H.G: Ben iki oğlumunda öncelikle spor yapmasını, en az bir enstrüman çalmayı öğrenmesini, sosyal ve eğitimli olmalarını istiyorum. Büyük oğlum Yağız doktor olmak istiyor, aynı zamanda futbol oynuyor. Zamanla istediği şekilde hayat onu şekillendirecektir. Bizler de onlara destek olacağız.
A.Ç: Sporcu sağlığı açısından bu pandemi dönemini nasıl değerlendirirsiniz? Maskeyle spor yapmak kalp sağlığı açısından zararlı mı?
H.G: Sporcu sağlığı açısından pandemi döneminde çok yazılar yazdım ve röportajlar verdim. Özellikle sporcu kalp sağlığı ile ilgilenen bir hekim olarak bu süreçte sporcularımızın çok dikkatli olması gerekir. Koronavirüse yakalanan bir sporcunun sahalara dönüşünde çok iyi değerlendirilmesi gerekir. Çünkü bu virüs yaşlı genç ayırt etmeden kalp-damar sağlığı üzerinde çok ciddi etkiler yaratıyor. Maske ile antrenman yapılmasını çok önermiyoruz, özellikle N95 maskeler ile vücutta karbondioksit artışı oluyor.

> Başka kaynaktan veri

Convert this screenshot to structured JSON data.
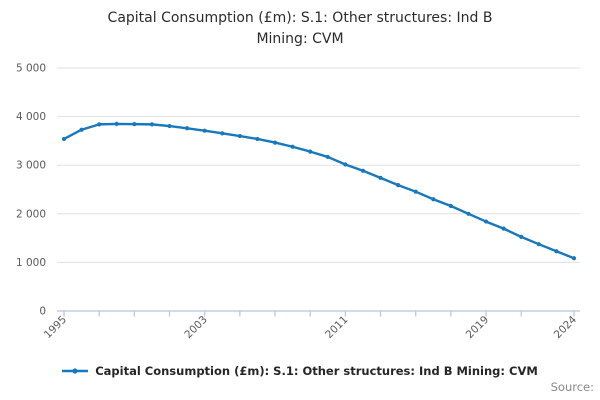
{
  "title": {
    "line1": "Capital Consumption (£m): S.1: Other structures: Ind B",
    "line2": "Mining: CVM"
  },
  "legend": {
    "label": "Capital Consumption (£m): S.1: Other structures: Ind B Mining: CVM",
    "marker": "line-with-dot"
  },
  "footer": {
    "source_label": "Source:"
  },
  "colors": {
    "line": "#1878be",
    "grid": "#e0e0e0",
    "axis": "#b9c3dc",
    "tick_label": "#5a5a5a",
    "title_text": "#2b2b2b",
    "legend_text": "#262626",
    "source_text": "#8a8a8a"
  },
  "chart_data": {
    "type": "line",
    "title": "Capital Consumption (£m): S.1: Other structures: Ind B Mining: CVM",
    "xlabel": "",
    "ylabel": "",
    "x": [
      1995,
      1996,
      1997,
      1998,
      1999,
      2000,
      2001,
      2002,
      2003,
      2004,
      2005,
      2006,
      2007,
      2008,
      2009,
      2010,
      2011,
      2012,
      2013,
      2014,
      2015,
      2016,
      2017,
      2018,
      2019,
      2020,
      2021,
      2022,
      2023,
      2024
    ],
    "series": [
      {
        "name": "Capital Consumption (£m): S.1: Other structures: Ind B Mining: CVM",
        "values": [
          3540,
          3730,
          3840,
          3850,
          3845,
          3840,
          3805,
          3760,
          3710,
          3655,
          3600,
          3540,
          3465,
          3380,
          3280,
          3170,
          3015,
          2885,
          2740,
          2590,
          2455,
          2300,
          2160,
          2000,
          1840,
          1695,
          1525,
          1375,
          1230,
          1085
        ]
      }
    ],
    "ylim": [
      0,
      5000
    ],
    "yticks": [
      0,
      1000,
      2000,
      3000,
      4000,
      5000
    ],
    "ytick_labels": [
      "0",
      "1 000",
      "2 000",
      "3 000",
      "4 000",
      "5 000"
    ],
    "xticks_labeled": [
      1995,
      2003,
      2011,
      2019,
      2024
    ],
    "xticks_minor": [
      1995,
      1997,
      1999,
      2001,
      2003,
      2005,
      2007,
      2009,
      2011,
      2013,
      2015,
      2017,
      2019,
      2021,
      2024
    ],
    "grid": "horizontal",
    "legend_position": "bottom",
    "marker": "dot"
  }
}
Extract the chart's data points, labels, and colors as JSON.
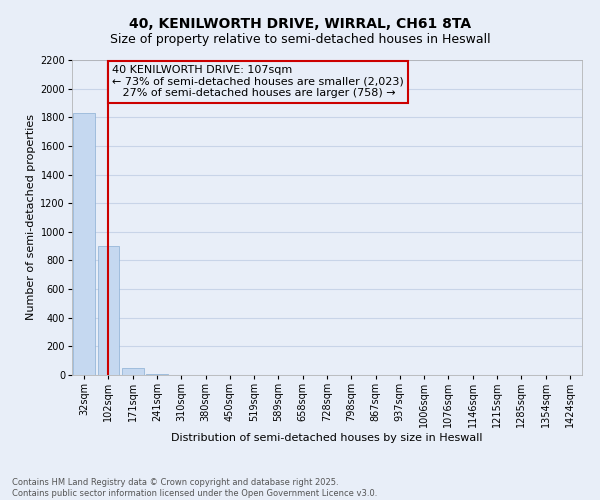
{
  "title": "40, KENILWORTH DRIVE, WIRRAL, CH61 8TA",
  "subtitle": "Size of property relative to semi-detached houses in Heswall",
  "xlabel": "Distribution of semi-detached houses by size in Heswall",
  "ylabel": "Number of semi-detached properties",
  "bar_labels": [
    "32sqm",
    "102sqm",
    "171sqm",
    "241sqm",
    "310sqm",
    "380sqm",
    "450sqm",
    "519sqm",
    "589sqm",
    "658sqm",
    "728sqm",
    "798sqm",
    "867sqm",
    "937sqm",
    "1006sqm",
    "1076sqm",
    "1146sqm",
    "1215sqm",
    "1285sqm",
    "1354sqm",
    "1424sqm"
  ],
  "bar_values": [
    1830,
    900,
    50,
    5,
    0,
    0,
    0,
    0,
    0,
    0,
    0,
    0,
    0,
    0,
    0,
    0,
    0,
    0,
    0,
    0,
    0
  ],
  "bar_color": "#c5d8f0",
  "bar_edge_color": "#8aafd4",
  "grid_color": "#c8d4e8",
  "background_color": "#e8eef8",
  "ylim": [
    0,
    2200
  ],
  "yticks": [
    0,
    200,
    400,
    600,
    800,
    1000,
    1200,
    1400,
    1600,
    1800,
    2000,
    2200
  ],
  "property_bin_index": 1,
  "vline_color": "#cc0000",
  "annotation_line1": "40 KENILWORTH DRIVE: 107sqm",
  "annotation_line2": "← 73% of semi-detached houses are smaller (2,023)",
  "annotation_line3": "   27% of semi-detached houses are larger (758) →",
  "annotation_box_color": "#cc0000",
  "footer_line1": "Contains HM Land Registry data © Crown copyright and database right 2025.",
  "footer_line2": "Contains public sector information licensed under the Open Government Licence v3.0.",
  "title_fontsize": 10,
  "subtitle_fontsize": 9,
  "axis_label_fontsize": 8,
  "tick_fontsize": 7,
  "annotation_fontsize": 8,
  "footer_fontsize": 6
}
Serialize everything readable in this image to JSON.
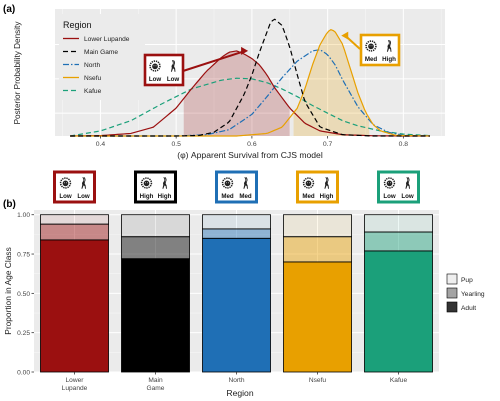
{
  "panel_labels": {
    "a": "(a)",
    "b": "(b)"
  },
  "icons": {
    "predator": "lion-icon",
    "prey": "antelope-icon"
  },
  "colors": {
    "lower_lupande": "#9b1010",
    "main_game": "#000000",
    "north": "#1f6fb5",
    "nsefu": "#e8a000",
    "kafue": "#1ba07a",
    "panel_bg": "#ebebeb",
    "grid": "#ffffff"
  },
  "chart_data": [
    {
      "type": "line",
      "panel": "(a)",
      "xlabel": "(φ) Apparent Survival from CJS model",
      "ylabel": "Posterior Probability Density",
      "xlim": [
        0.34,
        0.855
      ],
      "x_ticks": [
        "0.4",
        "0.5",
        "0.6",
        "0.7",
        "0.8"
      ],
      "x_tick_values": [
        0.4,
        0.5,
        0.6,
        0.7,
        0.8
      ],
      "ylim": [
        0,
        1
      ],
      "grid": true,
      "legend": {
        "title": "Region",
        "placement": "top-left",
        "entries": [
          "Lower Lupande",
          "Main Game",
          "North",
          "Nsefu",
          "Kafue"
        ]
      },
      "series": [
        {
          "name": "Lower Lupande",
          "color": "#9b1010",
          "style": "solid",
          "shaded_interval": [
            0.51,
            0.65
          ],
          "x": [
            0.36,
            0.4,
            0.44,
            0.47,
            0.5,
            0.52,
            0.54,
            0.56,
            0.57,
            0.58,
            0.59,
            0.6,
            0.61,
            0.62,
            0.63,
            0.65,
            0.67,
            0.69,
            0.72,
            0.76,
            0.8,
            0.835
          ],
          "y": [
            0,
            0.003,
            0.02,
            0.07,
            0.22,
            0.37,
            0.51,
            0.62,
            0.66,
            0.67,
            0.645,
            0.61,
            0.56,
            0.48,
            0.38,
            0.22,
            0.1,
            0.04,
            0.01,
            0.002,
            0,
            0
          ]
        },
        {
          "name": "Main Game",
          "color": "#000000",
          "style": "dashed",
          "x": [
            0.36,
            0.5,
            0.53,
            0.55,
            0.57,
            0.59,
            0.6,
            0.61,
            0.62,
            0.625,
            0.63,
            0.64,
            0.65,
            0.66,
            0.67,
            0.69,
            0.72,
            0.76,
            0.835
          ],
          "y": [
            0,
            0,
            0.004,
            0.03,
            0.11,
            0.33,
            0.48,
            0.66,
            0.82,
            0.9,
            0.92,
            0.87,
            0.7,
            0.48,
            0.27,
            0.07,
            0.01,
            0,
            0
          ]
        },
        {
          "name": "North",
          "color": "#1f6fb5",
          "style": "dotdash",
          "x": [
            0.36,
            0.5,
            0.54,
            0.57,
            0.6,
            0.62,
            0.64,
            0.66,
            0.68,
            0.69,
            0.7,
            0.71,
            0.72,
            0.74,
            0.76,
            0.78,
            0.8,
            0.835
          ],
          "y": [
            0,
            0,
            0.01,
            0.05,
            0.17,
            0.31,
            0.46,
            0.59,
            0.67,
            0.68,
            0.64,
            0.56,
            0.44,
            0.23,
            0.09,
            0.03,
            0.005,
            0
          ]
        },
        {
          "name": "Nsefu",
          "color": "#e8a000",
          "style": "solid",
          "shaded_interval": [
            0.655,
            0.755
          ],
          "x": [
            0.36,
            0.58,
            0.62,
            0.64,
            0.66,
            0.67,
            0.68,
            0.69,
            0.7,
            0.705,
            0.71,
            0.72,
            0.73,
            0.74,
            0.75,
            0.76,
            0.77,
            0.79,
            0.835
          ],
          "y": [
            0,
            0,
            0.02,
            0.07,
            0.22,
            0.37,
            0.56,
            0.72,
            0.82,
            0.84,
            0.82,
            0.72,
            0.53,
            0.34,
            0.19,
            0.09,
            0.04,
            0.005,
            0
          ]
        },
        {
          "name": "Kafue",
          "color": "#1ba07a",
          "style": "dashed",
          "x": [
            0.36,
            0.4,
            0.44,
            0.48,
            0.52,
            0.56,
            0.58,
            0.6,
            0.62,
            0.64,
            0.66,
            0.68,
            0.7,
            0.72,
            0.74,
            0.77,
            0.8,
            0.835
          ],
          "y": [
            0,
            0.04,
            0.12,
            0.25,
            0.37,
            0.44,
            0.455,
            0.45,
            0.42,
            0.37,
            0.31,
            0.24,
            0.18,
            0.12,
            0.08,
            0.04,
            0.015,
            0.003
          ]
        }
      ],
      "annotations": [
        {
          "label": "Lower Lupande",
          "color": "#9b1010",
          "predator": "Low",
          "prey": "Low",
          "arrow_to": [
            0.595,
            0.67
          ]
        },
        {
          "label": "Nsefu",
          "color": "#e8a000",
          "predator": "Med",
          "prey": "High",
          "arrow_to": [
            0.718,
            0.79
          ]
        }
      ]
    },
    {
      "type": "bar",
      "stacked": true,
      "panel": "(b)",
      "xlabel": "Region",
      "ylabel": "Proportion in Age Class",
      "categories": [
        "Lower\nLupande",
        "Main\nGame",
        "North",
        "Nsefu",
        "Kafue"
      ],
      "ylim": [
        0,
        1.03
      ],
      "y_ticks": [
        "0.00",
        "0.25",
        "0.50",
        "0.75",
        "1.00"
      ],
      "y_tick_values": [
        0,
        0.25,
        0.5,
        0.75,
        1.0
      ],
      "grid": true,
      "legend": {
        "title": "",
        "placement": "right",
        "entries": [
          "Pup",
          "Yearling",
          "Adult"
        ]
      },
      "series": [
        {
          "name": "Adult",
          "values": [
            0.84,
            0.72,
            0.85,
            0.7,
            0.77
          ]
        },
        {
          "name": "Yearling",
          "values": [
            0.1,
            0.14,
            0.06,
            0.16,
            0.12
          ]
        },
        {
          "name": "Pup",
          "values": [
            0.06,
            0.14,
            0.09,
            0.14,
            0.11
          ]
        }
      ],
      "header_boxes": [
        {
          "color": "#9b1010",
          "predator": "Low",
          "prey": "Low"
        },
        {
          "color": "#000000",
          "predator": "High",
          "prey": "High"
        },
        {
          "color": "#1f6fb5",
          "predator": "Med",
          "prey": "Med"
        },
        {
          "color": "#e8a000",
          "predator": "Med",
          "prey": "High"
        },
        {
          "color": "#1ba07a",
          "predator": "Low",
          "prey": "Low"
        }
      ]
    }
  ]
}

'HEDEFLERİMİN ÇOĞUNA ULAŞTIM'


Hayatta olmazsa olmazınız?
- En büyük hedefim, şu ana kadar hedeflerime ulaştım sayılır. Türkiye Futbol Federasyonunun sporcu sağlığı alanında eğitici olarak görev almak isterim. Şu an için zaten idari görev veya siyasete girme gibi bir isteğim yok. Ben sadece bilimsel bilgi birikimim ile yürümek istiyorum.

'VATANIM VE BAYRAĞIM OLMAZSA OLMAZIM'


En büyük hedefiniz?
- Hayatta olmazsa olmazım öncelikle vatanım ve bayrağım. Bu ikisi yoksa hiçbir şey olmaz. Sonrasında ailem, mesleğim ve spor olarak sıralayabilirim.
- En beğendiğim teknik direktör Gordon Milne. En beğendiğim 2 futbolcu Sergen Yalçın, Ali Gültiken ve kaleci olarak Fevzi Tuncay.

"EŞİM EN BÜYÜK İYİKİM'


İyi ki dediğiniz şey?
- İyi ki dediğim şey, her zaman desteğini hissettiğim değerli eşim.